I thought they needed money, I told them whatever they need they should take. But the kidnappers said I should remain in the car.” He continued: They came with another man and forced him into my car and the man entered. Four of them, all decked in army camouflage entered my car and drove off with the two of us in the middle.”
“They drove through the major highway and shooting as they were driving. About 15 kilometers off the scene, they took a right turn and drove into a bush path. While we were driving into the bush, they asked me and the other man to close our eyes and they asked if I had any money on me. I removed all the money in my pocket and gave it to them.”
“I had a wallet, too; they said I should bring it so I gave it to them. They checked the wallet, which contained only identification card and ATM card. They gave me back my wallet and then asked me whether I have children, I said yes.
They asked how many, I told them three. They said I should call my children and tell them bye-bye, that they were going to kill me. We drove up to a stage where they pulled the car off the road, parked and asked if there was still other money hidden in the car.”
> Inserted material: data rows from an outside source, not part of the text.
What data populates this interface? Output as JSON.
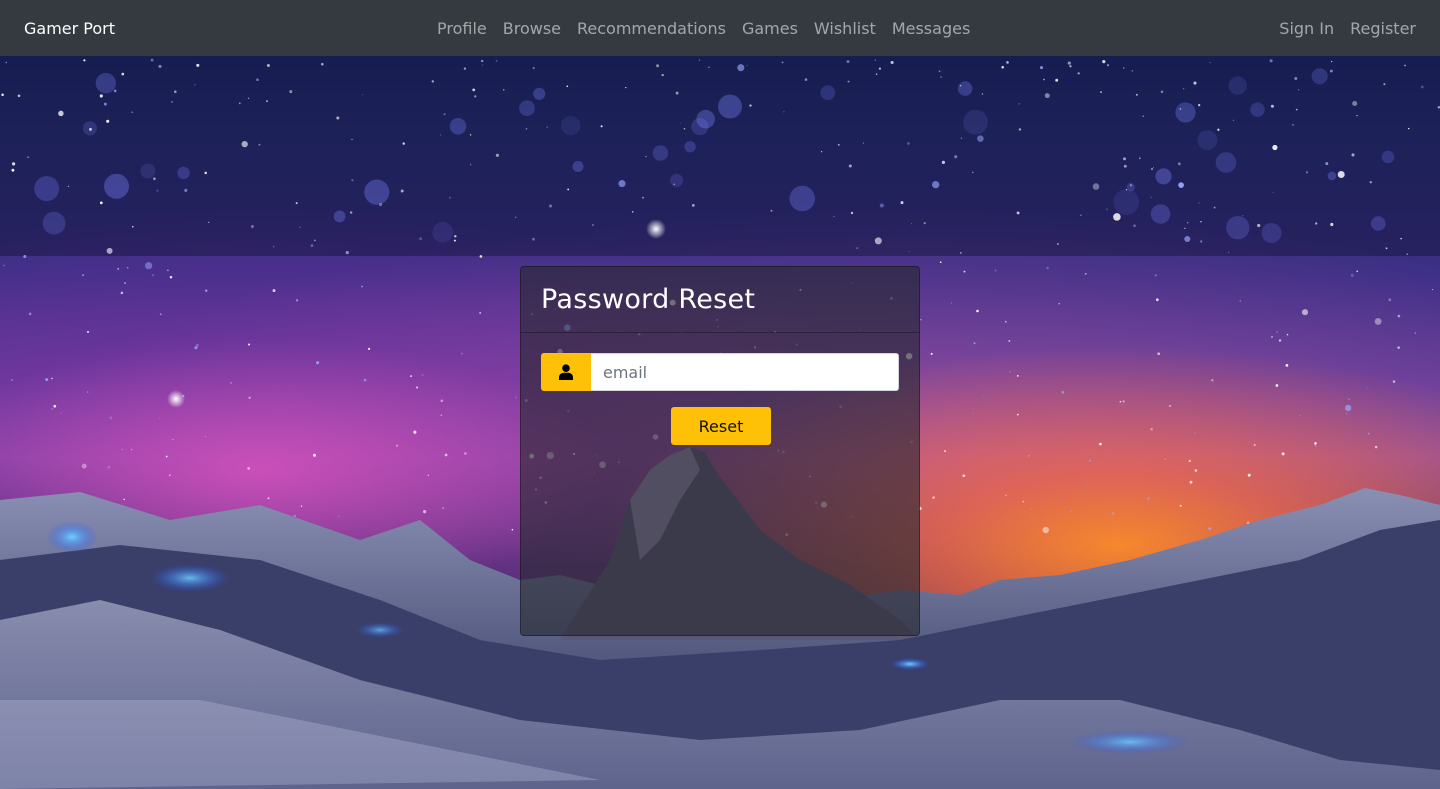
{
  "navbar": {
    "brand": "Gamer Port",
    "links": [
      "Profile",
      "Browse",
      "Recommendations",
      "Games",
      "Wishlist",
      "Messages"
    ],
    "auth_links": [
      "Sign In",
      "Register"
    ],
    "background_color": "#343a40"
  },
  "reset_card": {
    "title": "Password Reset",
    "email_placeholder": "email",
    "email_value": "",
    "submit_label": "Reset",
    "accent_color": "#ffc107",
    "input_icon": "user-icon"
  },
  "background": {
    "description_icon": "starry-mountain-night-sky"
  }
}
Visibly traumatized Asu-Obi said they opened all the compartments of his car to remove any money they could find there. “We trekked for about 20 kilometers till we stopped.
Their leader now told us that they were not armed robbers, that they were kidnappers and they just wanted money. They said that we should not be angry, that we were unlucky to have been caught, that their target was one white man, but when the man escaped they could go away without carrying people like us.’ “So they asked me what I do for a living and I told them that I am church worker into humanitarian services.”
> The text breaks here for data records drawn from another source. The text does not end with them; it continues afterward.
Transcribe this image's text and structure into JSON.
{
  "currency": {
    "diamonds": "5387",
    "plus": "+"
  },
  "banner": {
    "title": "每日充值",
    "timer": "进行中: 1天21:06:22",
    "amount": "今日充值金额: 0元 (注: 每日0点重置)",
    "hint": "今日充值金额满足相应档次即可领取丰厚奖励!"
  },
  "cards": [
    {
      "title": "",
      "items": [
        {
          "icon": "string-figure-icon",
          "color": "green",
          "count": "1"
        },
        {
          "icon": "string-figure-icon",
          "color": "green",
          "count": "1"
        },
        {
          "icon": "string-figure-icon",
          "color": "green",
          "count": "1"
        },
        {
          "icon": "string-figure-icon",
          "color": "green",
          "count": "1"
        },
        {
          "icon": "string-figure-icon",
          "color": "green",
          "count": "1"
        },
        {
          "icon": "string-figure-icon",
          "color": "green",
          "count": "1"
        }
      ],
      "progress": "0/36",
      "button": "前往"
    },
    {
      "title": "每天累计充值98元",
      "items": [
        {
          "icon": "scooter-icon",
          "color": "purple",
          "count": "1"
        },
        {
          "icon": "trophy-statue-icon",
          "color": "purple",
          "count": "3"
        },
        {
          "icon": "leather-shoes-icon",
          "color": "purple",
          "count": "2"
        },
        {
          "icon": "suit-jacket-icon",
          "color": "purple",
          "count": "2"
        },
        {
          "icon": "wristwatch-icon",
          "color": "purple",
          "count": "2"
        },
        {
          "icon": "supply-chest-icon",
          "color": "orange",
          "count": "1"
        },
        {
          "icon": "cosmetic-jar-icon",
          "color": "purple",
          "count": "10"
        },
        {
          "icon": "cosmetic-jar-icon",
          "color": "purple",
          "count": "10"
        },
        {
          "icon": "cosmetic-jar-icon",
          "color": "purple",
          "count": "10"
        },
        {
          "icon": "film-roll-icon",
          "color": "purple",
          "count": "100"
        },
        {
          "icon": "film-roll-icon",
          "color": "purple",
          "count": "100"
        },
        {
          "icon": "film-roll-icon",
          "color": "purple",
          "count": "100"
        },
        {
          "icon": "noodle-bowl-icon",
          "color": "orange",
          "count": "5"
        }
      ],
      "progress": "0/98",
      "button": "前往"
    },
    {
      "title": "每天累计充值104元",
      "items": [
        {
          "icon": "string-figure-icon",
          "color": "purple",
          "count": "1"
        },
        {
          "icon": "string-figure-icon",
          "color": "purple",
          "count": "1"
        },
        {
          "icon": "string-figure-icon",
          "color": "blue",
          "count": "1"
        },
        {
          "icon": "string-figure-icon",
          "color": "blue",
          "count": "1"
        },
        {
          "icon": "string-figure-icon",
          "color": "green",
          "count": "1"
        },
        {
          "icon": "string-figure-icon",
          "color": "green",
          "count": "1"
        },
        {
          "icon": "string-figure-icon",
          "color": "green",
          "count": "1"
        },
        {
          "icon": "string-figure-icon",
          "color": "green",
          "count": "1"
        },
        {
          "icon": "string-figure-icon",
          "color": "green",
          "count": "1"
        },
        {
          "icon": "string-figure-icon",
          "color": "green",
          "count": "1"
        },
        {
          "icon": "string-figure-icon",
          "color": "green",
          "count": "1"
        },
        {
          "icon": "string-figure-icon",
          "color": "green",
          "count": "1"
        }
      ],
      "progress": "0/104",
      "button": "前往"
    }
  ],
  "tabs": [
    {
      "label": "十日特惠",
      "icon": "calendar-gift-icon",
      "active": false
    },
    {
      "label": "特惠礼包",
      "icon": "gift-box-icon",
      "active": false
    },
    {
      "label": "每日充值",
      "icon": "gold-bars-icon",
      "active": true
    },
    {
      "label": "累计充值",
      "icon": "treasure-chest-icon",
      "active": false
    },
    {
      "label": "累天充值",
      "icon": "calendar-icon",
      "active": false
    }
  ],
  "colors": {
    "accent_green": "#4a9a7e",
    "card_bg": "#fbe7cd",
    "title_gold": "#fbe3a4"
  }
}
Asu-Obi said the kidnappers insisted they wanted money, that he should arrange how to get $50,000 for them, which he claimed he did not have. They then asked for the contacts of his family members.
“I told them my father is an old man in the village, he doesn’t have money. So they collected contacts of my friends in Abuja, Kano, Calabar and Lagos. They started dealing with my contacts independently, asking for the ransom.”
“On Sunday night when they noticed that money was not forthcoming, they got the contact of my childhood friend and business associate in Lagos. That one gave them money but how they were managing to collect the money I do not know. When they negotiate, they tell the person how to bring the money.”
“That was how they got the first set of money. My friends in Calabar also sent some money to them. They always ask the contact to bring money and they would go there with guns to collect the money. Then they collected my wristwatch, gadgets and my wedding ring.
As we were moving in the bush, wherever their is a stagnant pond, they would tell us to go and bathe while somebody is standing there with an AK 47, watching us. They would clean a rocky place and tell us to sleep there.” Asu-Obi said they finally established contact with his younger brother in Abuja who brought money to them.
“When they collected the last money, they now ordered the two people guarding us close to the roadside. The Igbo man’s money was brought before my own. They said they would not release him until they’ve finished with me. After they’ve collected all the money, they now kept the loot in a sack and said I should bless it for them.
They knelt down and said I should lay my hands on their heads and bless them so that they would spend the money wisely and I prayed for them. Asu-Obi said: “I remain very grateful to God Almighty, brothers and relatives for their support and all those praying for my survival because right there in the bush they showed me several parts of dead bodies in their hideout, when they thought I was joking with them.
They told me they’ve killed a lot of people, even after collecting ransom. I feel strongly this was a test of faith. I am forever grateful to God since it is difficult for kidnappers to spare one’s life when money is not forthcoming. They even returned my car, wristwatch and wedding ring to me and even told me to forgive them.”